A pro-government journalist has claimed that the Turkish government has been in direct contact with Syrian President Bashar al-Assad in an attempt to solve the problems triggered by the 11-year-old Syrian civil war, including the rising number of refugees in Turkey.
Abdülkadir Selvi from the pro-government Hürriyet daily said during a political debate program on CNN Türk on Thursday that officials from the Turkish government had been in direct contact with al-Assad but that Russian President Vladimir Putin had been trying to prevent it.
“Turkey doesn’t get in touch with the Syrian regime only through intelligence services. Contact has also been made directly with the Assad regime. … However, the obstacle is neither Turkey nor Assad. The obstacle is Putin. Putin doesn’t want any country other than [Russia] to have direct contact with Assad. … Every time Turkey makes contact, Putin has tried to prevent it. This is the situation,” Selvi said.
The journalist also made similar claims in a column on Friday, saying, in response to those who propose solving Turkey’s refugee problem by holding direct talks with al-Assad, that although the Syrian president was “eager” to get in touch with the Turkish government, Putin was “uncomfortable” by such direct contact between Ankara and Damascus.

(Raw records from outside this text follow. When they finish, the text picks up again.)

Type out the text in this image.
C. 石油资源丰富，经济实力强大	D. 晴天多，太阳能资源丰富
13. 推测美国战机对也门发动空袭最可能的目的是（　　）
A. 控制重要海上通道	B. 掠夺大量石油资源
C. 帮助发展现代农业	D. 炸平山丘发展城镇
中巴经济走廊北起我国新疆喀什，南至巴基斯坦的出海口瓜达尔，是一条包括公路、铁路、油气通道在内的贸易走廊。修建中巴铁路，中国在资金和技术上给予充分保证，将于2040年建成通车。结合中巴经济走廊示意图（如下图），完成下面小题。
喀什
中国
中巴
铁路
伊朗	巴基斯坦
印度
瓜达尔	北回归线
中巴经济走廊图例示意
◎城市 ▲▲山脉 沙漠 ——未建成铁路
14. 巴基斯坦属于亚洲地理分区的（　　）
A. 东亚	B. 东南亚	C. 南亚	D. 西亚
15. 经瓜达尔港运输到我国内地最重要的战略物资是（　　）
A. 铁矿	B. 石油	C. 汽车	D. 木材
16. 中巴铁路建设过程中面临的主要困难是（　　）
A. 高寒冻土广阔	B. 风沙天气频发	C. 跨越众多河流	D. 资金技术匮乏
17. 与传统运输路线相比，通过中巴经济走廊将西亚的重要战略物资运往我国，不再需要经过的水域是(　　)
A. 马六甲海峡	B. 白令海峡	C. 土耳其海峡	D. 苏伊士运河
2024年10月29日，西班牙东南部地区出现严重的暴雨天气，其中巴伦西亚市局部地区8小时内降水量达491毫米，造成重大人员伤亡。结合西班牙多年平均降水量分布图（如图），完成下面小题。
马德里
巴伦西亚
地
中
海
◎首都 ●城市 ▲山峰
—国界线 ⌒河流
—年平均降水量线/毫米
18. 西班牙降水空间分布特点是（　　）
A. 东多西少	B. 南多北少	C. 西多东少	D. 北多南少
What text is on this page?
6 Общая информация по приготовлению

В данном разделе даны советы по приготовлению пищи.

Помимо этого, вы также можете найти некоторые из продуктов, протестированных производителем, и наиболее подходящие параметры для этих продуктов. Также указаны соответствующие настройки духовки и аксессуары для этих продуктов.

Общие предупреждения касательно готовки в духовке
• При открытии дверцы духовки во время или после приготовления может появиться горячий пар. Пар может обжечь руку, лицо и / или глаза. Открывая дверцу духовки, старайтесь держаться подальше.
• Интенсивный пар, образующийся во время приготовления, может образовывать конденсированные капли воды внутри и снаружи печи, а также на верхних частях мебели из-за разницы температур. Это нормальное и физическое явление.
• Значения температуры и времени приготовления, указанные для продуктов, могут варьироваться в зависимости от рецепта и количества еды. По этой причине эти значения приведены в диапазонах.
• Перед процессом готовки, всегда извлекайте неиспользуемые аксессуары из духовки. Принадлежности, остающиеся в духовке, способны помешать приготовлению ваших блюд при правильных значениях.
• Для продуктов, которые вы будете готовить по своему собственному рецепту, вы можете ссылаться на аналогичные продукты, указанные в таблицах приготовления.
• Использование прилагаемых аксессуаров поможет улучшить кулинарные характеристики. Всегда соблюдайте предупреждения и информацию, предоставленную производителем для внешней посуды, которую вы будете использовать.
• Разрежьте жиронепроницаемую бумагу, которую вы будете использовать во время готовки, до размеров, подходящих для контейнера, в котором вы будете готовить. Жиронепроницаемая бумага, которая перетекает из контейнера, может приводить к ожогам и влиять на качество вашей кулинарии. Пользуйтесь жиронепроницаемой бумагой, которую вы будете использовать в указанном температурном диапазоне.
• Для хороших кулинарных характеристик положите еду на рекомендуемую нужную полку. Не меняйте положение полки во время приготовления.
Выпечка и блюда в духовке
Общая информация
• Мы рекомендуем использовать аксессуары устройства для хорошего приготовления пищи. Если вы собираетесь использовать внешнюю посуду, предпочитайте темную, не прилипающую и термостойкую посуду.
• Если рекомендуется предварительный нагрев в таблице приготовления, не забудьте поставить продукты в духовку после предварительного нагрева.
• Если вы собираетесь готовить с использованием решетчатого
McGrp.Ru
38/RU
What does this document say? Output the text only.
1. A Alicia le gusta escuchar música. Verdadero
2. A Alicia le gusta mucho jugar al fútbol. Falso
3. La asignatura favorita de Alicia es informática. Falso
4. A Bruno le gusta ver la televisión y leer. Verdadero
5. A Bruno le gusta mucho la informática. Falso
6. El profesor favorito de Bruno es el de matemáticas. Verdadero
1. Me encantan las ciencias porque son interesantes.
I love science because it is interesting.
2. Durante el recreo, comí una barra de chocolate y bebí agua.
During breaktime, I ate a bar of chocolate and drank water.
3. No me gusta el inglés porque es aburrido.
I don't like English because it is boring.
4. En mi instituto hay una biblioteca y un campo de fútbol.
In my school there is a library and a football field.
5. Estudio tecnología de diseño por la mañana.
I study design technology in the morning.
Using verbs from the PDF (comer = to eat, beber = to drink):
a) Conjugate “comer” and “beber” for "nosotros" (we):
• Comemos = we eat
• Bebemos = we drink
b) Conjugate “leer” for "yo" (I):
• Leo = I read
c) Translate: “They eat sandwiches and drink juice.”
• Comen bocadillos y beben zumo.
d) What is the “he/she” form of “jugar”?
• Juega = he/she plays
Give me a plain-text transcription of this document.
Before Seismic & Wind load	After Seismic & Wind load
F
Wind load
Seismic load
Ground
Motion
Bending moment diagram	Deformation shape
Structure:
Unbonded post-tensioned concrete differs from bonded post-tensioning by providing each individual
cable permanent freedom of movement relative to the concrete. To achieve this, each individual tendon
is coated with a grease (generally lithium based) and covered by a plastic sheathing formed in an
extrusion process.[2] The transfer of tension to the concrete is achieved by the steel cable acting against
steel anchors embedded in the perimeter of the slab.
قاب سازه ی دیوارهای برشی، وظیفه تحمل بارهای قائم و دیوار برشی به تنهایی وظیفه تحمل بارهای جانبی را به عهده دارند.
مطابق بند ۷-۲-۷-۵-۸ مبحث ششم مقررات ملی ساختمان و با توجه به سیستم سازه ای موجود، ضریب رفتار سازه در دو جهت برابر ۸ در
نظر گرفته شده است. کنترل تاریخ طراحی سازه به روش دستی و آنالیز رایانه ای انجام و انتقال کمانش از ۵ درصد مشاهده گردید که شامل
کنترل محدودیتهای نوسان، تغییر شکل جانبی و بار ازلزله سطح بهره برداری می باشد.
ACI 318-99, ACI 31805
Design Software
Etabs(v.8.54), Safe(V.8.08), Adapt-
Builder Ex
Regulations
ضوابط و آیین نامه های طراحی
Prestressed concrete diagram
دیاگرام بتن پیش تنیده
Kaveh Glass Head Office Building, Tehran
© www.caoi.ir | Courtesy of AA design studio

“[I’ve learned that] Assad was eager to make contact with Turkey. But the problem … was Putin. Putin was uncomfortable with Assad’s direct contact with Turkey and wanted Turkey-Syria relations to be conducted through Russia. That’s why Putin was preventing Assad from making direct contact with Turkey,” Selvi wrote.
The journalist’s claims come amid increasing public discontent in the country with the rising number of Syrian refugees.
Turkey hosts nearly 4 million Syrians — the largest number in any one country of Syrians displaced during the 11-year-old civil war. Tensions between Turks and Syrians flare up on occasion in the host country.
President Recep Tayyip Erdoğan earlier this week said in a video message he sent for the inauguration of houses built in Syria’s Idlib province by 12 Turkish NGOs that his Justice and Development Party (AKP) government was working on a new project to ensure the “voluntary” return home of 1 million Syrian refugees in Turkey.
Erdoğan, who long pursued an open-door policy toward refugees, signaled a change in his stance last month, saying his government is making efforts for the dignified return of Syrians to their homeland.
Following Erdoğan’s comments, his election ally, the far-right Nationalist Movement Party (MHP) leader Devlet Bahçeli, said uncontrolled migration is like occupation and should be prevented.
Erdoğan and Bahçeli’s remarks about the return of Syrian refugees to Syria come at a time when public surveys show their parties losing significant support amid a financial crisis in the country.